Akhisar Belediyespor sanki miniklere futbolun nasıl oynanıp, nasıl oynanmayacağını gösteren laboratuar takımı gibi. Evet, Sonko ile topları iyi kesiyorlar. Kenan, Merter, Emin ve Sertan (sonradan Giray ve Bruno) orta alanda kaptıkları topu çok güzel paslarla, biraz da yavaşca ileri taşıyorlar.
Bunlar güzel. Ama bir takım tüm umudunu yorgun emektar Gekas’ın ayaklarına bağlarsa, o orta alandaki oyun başka türlü olmalı. Gekas’ı doğru dürüst, etkili biçimde pozisyona sokamadılar. Kanattan top taşıyamadılar. Duvar pası yapacak biriyle de Gekas’ı eşleştiremediler. Ne yapsın Yunan golcü. Hem gurbette yalnız, hem de saha içinde!
Fenerbahçe’ye dönersek, Lazio maçı öncesinde sakatlara, cezalılara rağmen iştah ve enerji gösterdiler. Savunmada zorlanmadan, orta alanda akıllı ve sakin bir oyunla öndeki üç adama topu atıp gövde gösterisi yaptırdılar. Fenerbahçe’nin kanatları çalışmadı. Baroni ve Meireles, düşük oktavlı bir katkının ötesine geçemedi. Mehmet Topuz ve Caner oyunun tümüne katılamadı. Ama eğri oturup doğru konuşalım. İlk golde Mehmet Topuz’un sol ayakla yaptığı orta çok etkili. Buradaki soru asist üzerine sorulmalı. O golün asistini kime yazalım? Mehmet Topuz’a mı? Topu elinden kaçıran kaleci Oğuz’a mı? Yoksa kendi kafa vuruşunu öfkeli bir şutla tamamlayan Webo’nun kendisine mi? İsteyen dilediğine yazsın.
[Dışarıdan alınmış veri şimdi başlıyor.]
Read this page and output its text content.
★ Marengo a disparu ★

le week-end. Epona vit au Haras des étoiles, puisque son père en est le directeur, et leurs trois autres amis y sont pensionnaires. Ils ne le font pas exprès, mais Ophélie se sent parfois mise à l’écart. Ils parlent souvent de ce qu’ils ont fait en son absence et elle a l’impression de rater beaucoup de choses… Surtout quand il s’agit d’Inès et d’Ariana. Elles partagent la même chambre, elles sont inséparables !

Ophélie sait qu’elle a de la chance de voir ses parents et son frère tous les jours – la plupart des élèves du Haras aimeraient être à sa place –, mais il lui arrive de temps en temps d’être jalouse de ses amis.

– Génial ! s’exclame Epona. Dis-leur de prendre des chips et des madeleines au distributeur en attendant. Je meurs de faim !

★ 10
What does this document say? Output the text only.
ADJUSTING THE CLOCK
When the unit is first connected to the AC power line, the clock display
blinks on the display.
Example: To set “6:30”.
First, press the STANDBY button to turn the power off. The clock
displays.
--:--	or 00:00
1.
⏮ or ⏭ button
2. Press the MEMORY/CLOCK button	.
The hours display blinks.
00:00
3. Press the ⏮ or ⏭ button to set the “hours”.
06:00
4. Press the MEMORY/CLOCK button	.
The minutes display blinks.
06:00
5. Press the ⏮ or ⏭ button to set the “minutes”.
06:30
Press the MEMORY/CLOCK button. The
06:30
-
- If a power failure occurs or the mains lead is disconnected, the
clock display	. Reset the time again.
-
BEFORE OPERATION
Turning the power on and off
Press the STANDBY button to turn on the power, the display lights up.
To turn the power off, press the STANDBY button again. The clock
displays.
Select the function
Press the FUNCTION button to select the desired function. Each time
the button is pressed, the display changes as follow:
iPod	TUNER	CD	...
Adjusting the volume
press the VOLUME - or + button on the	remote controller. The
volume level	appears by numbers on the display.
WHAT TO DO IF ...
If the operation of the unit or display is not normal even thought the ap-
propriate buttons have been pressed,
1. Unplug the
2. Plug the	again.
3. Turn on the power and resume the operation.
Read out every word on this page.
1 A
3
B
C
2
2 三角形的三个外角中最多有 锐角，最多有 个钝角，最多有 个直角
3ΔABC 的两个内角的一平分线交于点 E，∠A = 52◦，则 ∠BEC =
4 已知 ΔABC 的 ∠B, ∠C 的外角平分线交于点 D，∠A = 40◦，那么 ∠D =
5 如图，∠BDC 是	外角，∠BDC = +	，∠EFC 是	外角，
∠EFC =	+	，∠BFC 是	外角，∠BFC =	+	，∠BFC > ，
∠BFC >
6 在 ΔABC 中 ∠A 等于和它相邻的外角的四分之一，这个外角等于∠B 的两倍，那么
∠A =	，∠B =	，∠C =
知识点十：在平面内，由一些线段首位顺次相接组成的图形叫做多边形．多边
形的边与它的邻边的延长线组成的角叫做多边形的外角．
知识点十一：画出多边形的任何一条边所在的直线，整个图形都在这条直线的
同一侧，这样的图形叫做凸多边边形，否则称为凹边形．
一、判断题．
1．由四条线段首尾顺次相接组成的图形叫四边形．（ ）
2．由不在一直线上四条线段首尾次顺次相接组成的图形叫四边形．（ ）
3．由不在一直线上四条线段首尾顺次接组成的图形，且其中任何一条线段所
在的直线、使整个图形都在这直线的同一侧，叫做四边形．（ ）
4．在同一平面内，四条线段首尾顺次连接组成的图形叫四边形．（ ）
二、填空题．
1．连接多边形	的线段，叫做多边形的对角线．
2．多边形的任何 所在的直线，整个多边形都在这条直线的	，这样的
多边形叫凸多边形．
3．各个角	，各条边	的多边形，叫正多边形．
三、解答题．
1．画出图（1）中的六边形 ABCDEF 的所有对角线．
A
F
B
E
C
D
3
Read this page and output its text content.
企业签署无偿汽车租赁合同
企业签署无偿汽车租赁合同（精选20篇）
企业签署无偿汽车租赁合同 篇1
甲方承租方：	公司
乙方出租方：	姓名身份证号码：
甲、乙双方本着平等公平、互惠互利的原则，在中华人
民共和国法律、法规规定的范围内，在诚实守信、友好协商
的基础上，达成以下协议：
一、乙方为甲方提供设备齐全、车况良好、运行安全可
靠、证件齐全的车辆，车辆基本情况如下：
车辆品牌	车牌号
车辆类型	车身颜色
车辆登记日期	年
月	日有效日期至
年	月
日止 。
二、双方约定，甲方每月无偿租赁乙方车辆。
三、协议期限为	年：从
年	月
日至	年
Mehmet Topuz’un yerine giren Orhan Şam da abisinden geri kalmadı. O da Sow’a asist yaptı. İki golde de Fenerbahçe’nin ekmeğini yemiş Oğuz’un hatası var (Kimse de buzağı aramasın).
Tabelanın ötesinde bence maçın en önemli adamı Kuyt’tı. Dürüst bir samimiyetle tecrübesini, bilgisini, becerisini ve enerjisini takımı ve arkadaşları için harcadı. Orta alanda, ileri uç ve kale arasında gitti geldi. İnsan hiç mi ellerini bellerine koymaz? Hiç mi durup soluk almaz? Hiç mi sıkılıp biraz zihinsel paydos almaz? Hayır. Kuyt’un kitabında böyle şeyler yok. O tam anlamıyla ‘full time’ futbolcu (Ne de olsa Hollandalı).
Kocaman, Lazio maçı öncesi sıkıntısız, tasasız doksan dakika yaşadı. Ama canımı sıkan bir şey var. Caner’i oyundan alırken, kulübeden önce nezakete davet etmeli... Ayıp etti!